Sonra da dönem dönem kazanç miktarıyla öne çıkan meslekler oldu. Bankerler olsun, müteahhitler olsun paraya para demediler, aldılar sattılar, kısacası saçtılar. Sonra da saçtıkları yerlere birer tüy dikerek battılar. Arkalarında saçılmış tüye bulanmış bir dolu mağdur ile iki dünyaya da yetecek kadar "ah" alıp battılar üstelik...
Son üç beş yılın zengini ise akla hayale gelmeyecek bir zat olmalı.
Ne kutucu, ne ocu ne bucu; kanımca o zat-ı muhterem şu kavuniçi direklerin "tasarımcısı" ve her adım başına serpme "iknacısı" zat...
Öyle ki; uzaydan biraz zumlayarak bir çekim yapılsa Türkiye neredeyse kavuniçi rengiyle oralardan dahi seçilecek.
O kadar mı diyeceksiniz, evet o kadar...
İşte ifşa ediyorum; bunların üreticisi olan zat bu dönemin voleyi vurmuş kişisidir.
Lakin kimdir, nedir, necidir, nerededir?
En geniş caddeden en dar sokağa kadar her bir yere genellikle birer metre, bazen de birer karış arayla dikilen o malum direkler için eminim ki herkes hayatının bir döneminde kendisine en az bir kez "hayır duası" etmiştir.
Şöyle iki elini havaya kaldırıp, içinden dışından saydırarak üstelik...
Allah kabul etsin. Amin...
Arkadaş; öncelikle o direklerin dikilmesindeki amacı anlamış değilim ben...
Yaptığın, "Sen buraya park etme, yoksa yolu daraltıyorsun, diğer araçlar geçemiyor" demekse, o zaman senin yaptığın ne?
Kaldırımın bir metre dışına diktiğin direğe değmeyelim, karşıdan gelen arabaya sürtmeyelim, diğer taraftaki park etmiş araçlara teğet geçelim derken kılı kırk yarıyoruz.
Yok; "Biz sağa sola şahane otoparklar yaptık, git oralara park et, sudan ucuz" diyorsan, sana öyle geliyor. Girdin-çıktın 5 (yazıyla BEŞ) TL. Kaldığın saat kadar da katlaması serbest. Mesela gün başında bıraktığın aracını gün sonunda almaya gittiğinde karşılaştığın bedel sebebiyle aracı alamıyorsun, otoparka hibe edip arkana bakmadan kaçıyorsun.

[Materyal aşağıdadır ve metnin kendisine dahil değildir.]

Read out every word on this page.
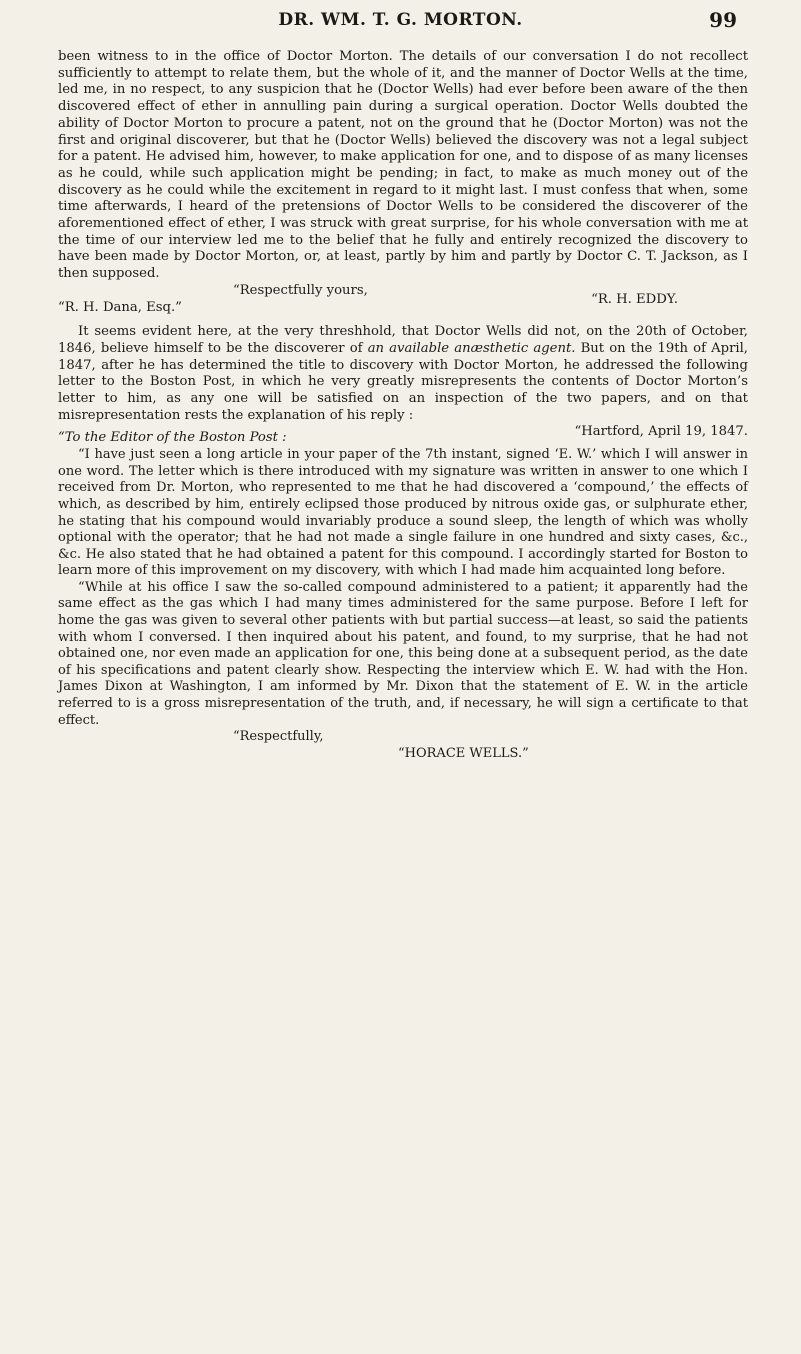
DR. WM. T. G. MORTON.	99

been witness to in the office of Doctor Morton. The details of our conversation I do not recollect sufficiently to attempt to relate them, but the whole of it, and the manner of Doctor Wells at the time, led me, in no respect, to any suspicion that he (Doctor Wells) had ever before been aware of the then discovered effect of ether in annulling pain during a surgical operation. Doctor Wells doubted the ability of Doctor Morton to procure a patent, not on the ground that he (Doctor Morton) was not the first and original discoverer, but that he (Doctor Wells) believed the discovery was not a legal subject for a patent. He advised him, however, to make application for one, and to dispose of as many licenses as he could, while such application might be pending; in fact, to make as much money out of the discovery as he could while the excitement in regard to it might last. I must confess that when, some time afterwards, I heard of the pretensions of Doctor Wells to be considered the discoverer of the aforementioned effect of ether, I was struck with great surprise, for his whole conversation with me at the time of our interview led me to the belief that he fully and entirely recognized the discovery to have been made by Doctor Morton, or, at least, partly by him and partly by Doctor C. T. Jackson, as I then supposed.

“Respectfully yours,

“R. H. Dana, Esq.”
“R. H. EDDY.

It seems evident here, at the very threshhold, that Doctor Wells did not, on the 20th of October, 1846, believe himself to be the discoverer of an available anæsthetic agent. But on the 19th of April, 1847, after he has determined the title to discovery with Doctor Morton, he addressed the following letter to the Boston Post, in which he very greatly misrepresents the contents of Doctor Morton’s letter to him, as any one will be satisfied on an inspection of the two papers, and on that misrepresentation rests the explanation of his reply :

“To the Editor of the Boston Post :	“Hartford, April 19, 1847.

“I have just seen a long article in your paper of the 7th instant, signed ‘E. W.’ which I will answer in one word. The letter which is there introduced with my signature was written in answer to one which I received from Dr. Morton, who represented to me that he had discovered a ‘compound,’ the effects of which, as described by him, entirely eclipsed those produced by nitrous oxide gas, or sulphurate ether, he stating that his compound would invariably produce a sound sleep, the length of which was wholly optional with the operator; that he had not made a single failure in one hundred and sixty cases, &c., &c. He also stated that he had obtained a patent for this compound. I accordingly started for Boston to learn more of this improvement on my discovery, with which I had made him acquainted long before.

“While at his office I saw the so-called compound administered to a patient; it apparently had the same effect as the gas which I had many times administered for the same purpose. Before I left for home the gas was given to several other patients with but partial success—at least, so said the patients with whom I conversed. I then inquired about his patent, and found, to my surprise, that he had not obtained one, nor even made an application for one, this being done at a subsequent period, as the date of his specifications and patent clearly show. Respecting the interview which E. W. had with the Hon. James Dixon at Washington, I am informed by Mr. Dixon that the statement of E. W. in the article referred to is a gross misrepresentation of the truth, and, if necessary, he will sign a certificate to that effect.

“Respectfully,

“HORACE WELLS.”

Üstelik elinizde o kadar mal fazlası var ki; yolun ortasına ayrı koyuyorsunuz direkleri, kenarına ayrı. Yollar bölünmüş yolun dışına çıktı, labirent koridorlarına döndü.
Bu labirentlerde yol almaya çalışırken yeterince iyi şoför değil miyim acaba diye sormaya başladım ben kendi kendime artık.

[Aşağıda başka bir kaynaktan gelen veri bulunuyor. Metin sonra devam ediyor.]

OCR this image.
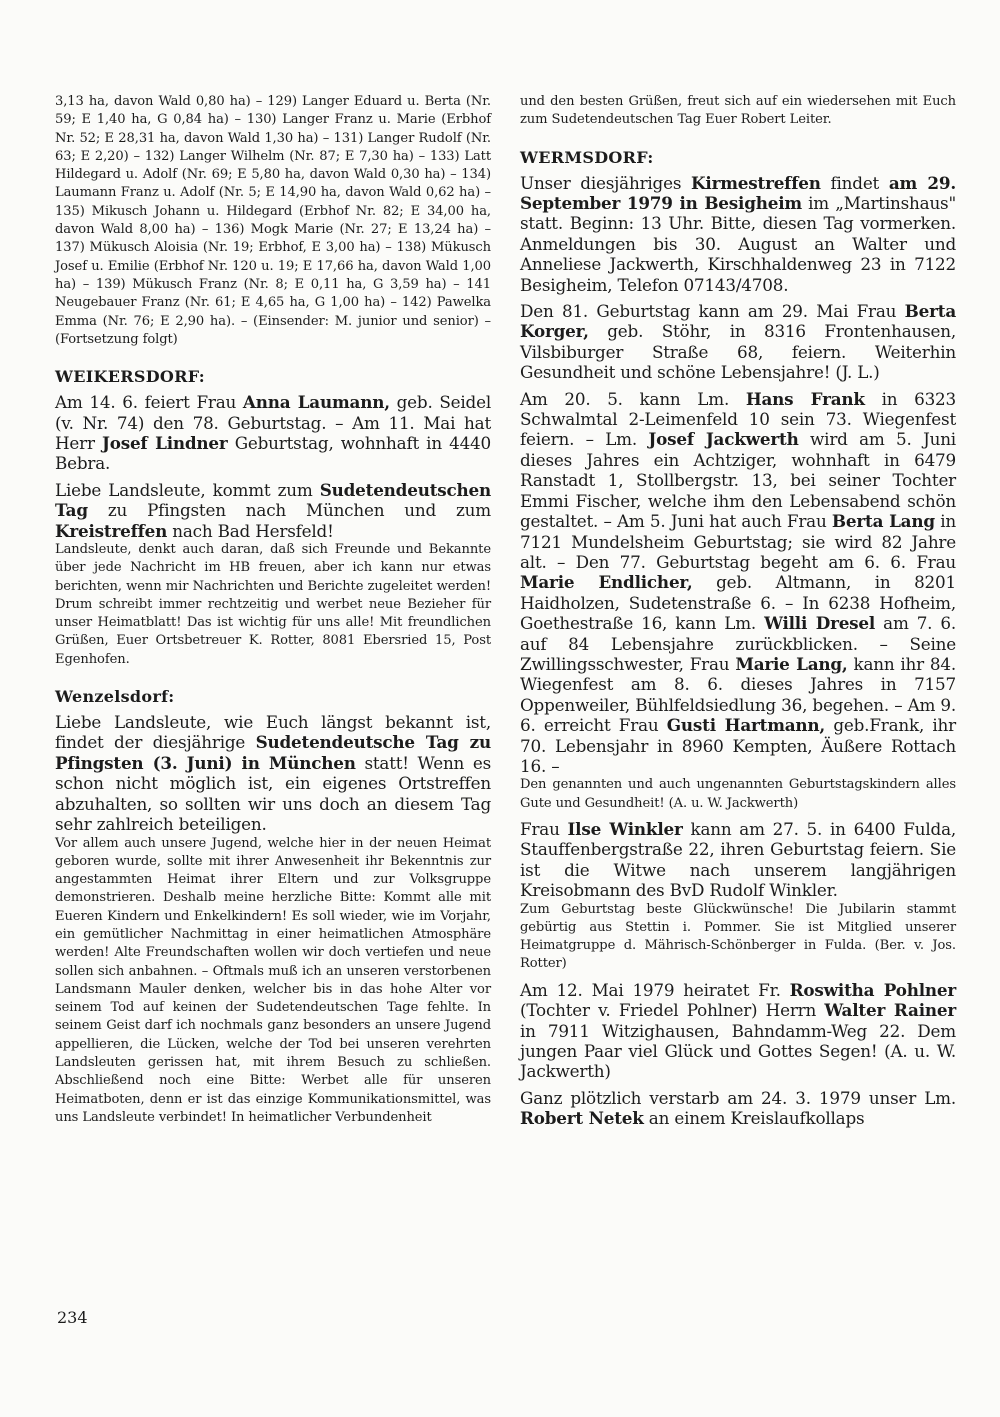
3,13 ha, davon Wald 0,80 ha) – 129) Langer Eduard u. Berta (Nr. 59; E 1,40 ha, G 0,84 ha) – 130) Langer Franz u. Marie (Erbhof Nr. 52; E 28,31 ha, davon Wald 1,30 ha) – 131) Langer Rudolf (Nr. 63; E 2,20) – 132) Langer Wilhelm (Nr. 87; E 7,30 ha) – 133) Latt Hildegard u. Adolf (Nr. 69; E 5,80 ha, davon Wald 0,30 ha) – 134) Laumann Franz u. Adolf (Nr. 5; E 14,90 ha, davon Wald 0,62 ha) – 135) Mikusch Johann u. Hildegard (Erbhof Nr. 82; E 34,00 ha, davon Wald 8,00 ha) – 136) Mogk Marie (Nr. 27; E 13,24 ha) – 137) Mükusch Aloisia (Nr. 19; Erbhof, E 3,00 ha) – 138) Mükusch Josef u. Emilie (Erbhof Nr. 120 u. 19; E 17,66 ha, davon Wald 1,00 ha) – 139) Mükusch Franz (Nr. 8; E 0,11 ha, G 3,59 ha) – 141 Neugebauer Franz (Nr. 61; E 4,65 ha, G 1,00 ha) – 142) Pawelka Emma (Nr. 76; E 2,90 ha). – (Einsender: M. junior und senior) – (Fortsetzung folgt)

WEIKERSDORF:

Am 14. 6. feiert Frau Anna Laumann, geb. Seidel (v. Nr. 74) den 78. Geburtstag. – Am 11. Mai hat Herr Josef Lindner Geburtstag, wohnhaft in 4440 Bebra.

Liebe Landsleute, kommt zum Sudetendeutschen Tag zu Pfingsten nach München und zum Kreistreffen nach Bad Hersfeld!

Landsleute, denkt auch daran, daß sich Freunde und Bekannte über jede Nachricht im HB freuen, aber ich kann nur etwas berichten, wenn mir Nachrichten und Berichte zugeleitet werden! Drum schreibt immer rechtzeitig und werbet neue Bezieher für unser Heimatblatt! Das ist wichtig für uns alle! Mit freundlichen Grüßen, Euer Ortsbetreuer K. Rotter, 8081 Ebersried 15, Post Egenhofen.

Wenzelsdorf:

Liebe Landsleute, wie Euch längst bekannt ist, findet der diesjährige Sudetendeutsche Tag zu Pfingsten (3. Juni) in München statt! Wenn es schon nicht möglich ist, ein eigenes Ortstreffen abzuhalten, so sollten wir uns doch an diesem Tag sehr zahlreich beteiligen.

Vor allem auch unsere Jugend, welche hier in der neuen Heimat geboren wurde, sollte mit ihrer Anwesenheit ihr Bekenntnis zur angestammten Heimat ihrer Eltern und zur Volksgruppe demonstrieren. Deshalb meine herzliche Bitte: Kommt alle mit Eueren Kindern und Enkelkindern! Es soll wieder, wie im Vorjahr, ein gemütlicher Nachmittag in einer heimatlichen Atmosphäre werden! Alte Freundschaften wollen wir doch vertiefen und neue sollen sich anbahnen. – Oftmals muß ich an unseren verstorbenen Landsmann Mauler denken, welcher bis in das hohe Alter vor seinem Tod auf keinen der Sudetendeutschen Tage fehlte. In seinem Geist darf ich nochmals ganz besonders an unsere Jugend appellieren, die Lücken, welche der Tod bei unseren verehrten Landsleuten gerissen hat, mit ihrem Besuch zu schließen. Abschließend noch eine Bitte: Werbet alle für unseren Heimatboten, denn er ist das einzige Kommunikationsmittel, was uns Landsleute verbindet! In heimatlicher Verbundenheit

und den besten Grüßen, freut sich auf ein wiedersehen mit Euch zum Sudetendeutschen Tag Euer Robert Leiter.

WERMSDORF:

Unser diesjähriges Kirmestreffen findet am 29. September 1979 in Besigheim im „Martinshaus" statt. Beginn: 13 Uhr. Bitte, diesen Tag vormerken. Anmeldungen bis 30. August an Walter und Anneliese Jackwerth, Kirschhaldenweg 23 in 7122 Besigheim, Telefon 07143/4708.

Den 81. Geburtstag kann am 29. Mai Frau Berta Korger, geb. Stöhr, in 8316 Frontenhausen, Vilsbiburger Straße 68, feiern. Weiterhin Gesundheit und schöne Lebensjahre! (J. L.)

Am 20. 5. kann Lm. Hans Frank in 6323 Schwalmtal 2-Leimenfeld 10 sein 73. Wiegenfest feiern. – Lm. Josef Jackwerth wird am 5. Juni dieses Jahres ein Achtziger, wohnhaft in 6479 Ranstadt 1, Stollbergstr. 13, bei seiner Tochter Emmi Fischer, welche ihm den Lebensabend schön gestaltet. – Am 5. Juni hat auch Frau Berta Lang in 7121 Mundelsheim Geburtstag; sie wird 82 Jahre alt. – Den 77. Geburtstag begeht am 6. 6. Frau Marie Endlicher, geb. Altmann, in 8201 Haidholzen, Sudetenstraße 6. – In 6238 Hofheim, Goethestraße 16, kann Lm. Willi Dresel am 7. 6. auf 84 Lebensjahre zurückblicken. – Seine Zwillingsschwester, Frau Marie Lang, kann ihr 84. Wiegenfest am 8. 6. dieses Jahres in 7157 Oppenweiler, Bühlfeldsiedlung 36, begehen. – Am 9. 6. erreicht Frau Gusti Hartmann, geb.Frank, ihr 70. Lebensjahr in 8960 Kempten, Äußere Rottach 16. –

Den genannten und auch ungenannten Geburtstagskindern alles Gute und Gesundheit! (A. u. W. Jackwerth)

Frau Ilse Winkler kann am 27. 5. in 6400 Fulda, Stauffenbergstraße 22, ihren Geburtstag feiern. Sie ist die Witwe nach unserem langjährigen Kreisobmann des BvD Rudolf Winkler.

Zum Geburtstag beste Glückwünsche! Die Jubilarin stammt gebürtig aus Stettin i. Pommer. Sie ist Mitglied unserer Heimatgruppe d. Mährisch-Schönberger in Fulda. (Ber. v. Jos. Rotter)

Am 12. Mai 1979 heiratet Fr. Roswitha Pohlner (Tochter v. Friedel Pohlner) Herrn Walter Rainer in 7911 Witzighausen, Bahndamm-Weg 22. Dem jungen Paar viel Glück und Gottes Segen! (A. u. W. Jackwerth)

Ganz plötzlich verstarb am 24. 3. 1979 unser Lm. Robert Netek an einem Kreislaufkollaps

234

"Geçersin kızım sen buradan" deyip bol kazıklı yollardan söylene söylene geçiyorum, lakin bir yandan da niçin bu kadar strese girdiğimi sorguluyorum.
Maziye bir bakıver
90'lı yıllarda taşındığımız ve o zamanlar geniş olmasına bayıldığımız yollarımız birer birer daraltıldı. Yol kenarlarına araçlar için park cepleri yapıldı.
Yapıldı da; o minicik ceplere sığar mı bizdeki araç sayısı?
Hedefi tutturamayan araç satıcısının canına okunma korkusundan hep.
Her evde en az iki araç.
Ne otopark alıyor, ne cep-park...
Yollar böyleyken böyle. Ya kaldırımlar? Kaldırımlar adeta birer otoban genişliğinde.
Geniş olmaları güzel ama üzerinde trafik akmıyor.
Çünkü bizim buralarda yaya yok, sürücü ise haddinden fazla çok.
Sürücülere ait metrekarelerce alan, yollardan çalınıp kaldırımlara aktarılınca ve araçlar dar yollarda kullanılmaya mecbur bırakılınca, bir de üzerine kavuniçi direk terörü eklenince; sanki her daim direksiyon sınavındayız hissiyatındayız.
Mübarek zulüm ki ne zulüm...
Bu durumdan halet-i ruhiyemiz ayrı hasar görüyor, araçlarımız ayrı.
Hasardan sebeplenenlerin kazançları yerinde maşallah.
Hele direkçi, merak ediyorum "O" acaba kaç köşe...
****
Şimdi arkadaş; yok mu bir babayiğit şu direk terörüne bir son verecek ve hepsini tek tek sökecek?
Kaldırımları, yolları, yerleri akil insanlara teslim edecek.
Duyarsız ve saygısız sürücülere diyecek lafımız yok zaten.
Onlara ne direk söküyor ne ceza.
Olan hep bize, hep bize..
Şu yazıyı yazarken fotoğraf çeksem de yazının içinde paylaşıp belgelesem mi acaba diye düşündüm önce; sonra da fotoğrafa ne hacet, herkes en az benim kadar görüyor nasılsa dedim.
Hele bir bakın;
Önüm-arkam-sağım-solum, EBE!
Her kimsen sen ey direkçibaşı, sana da SOBE!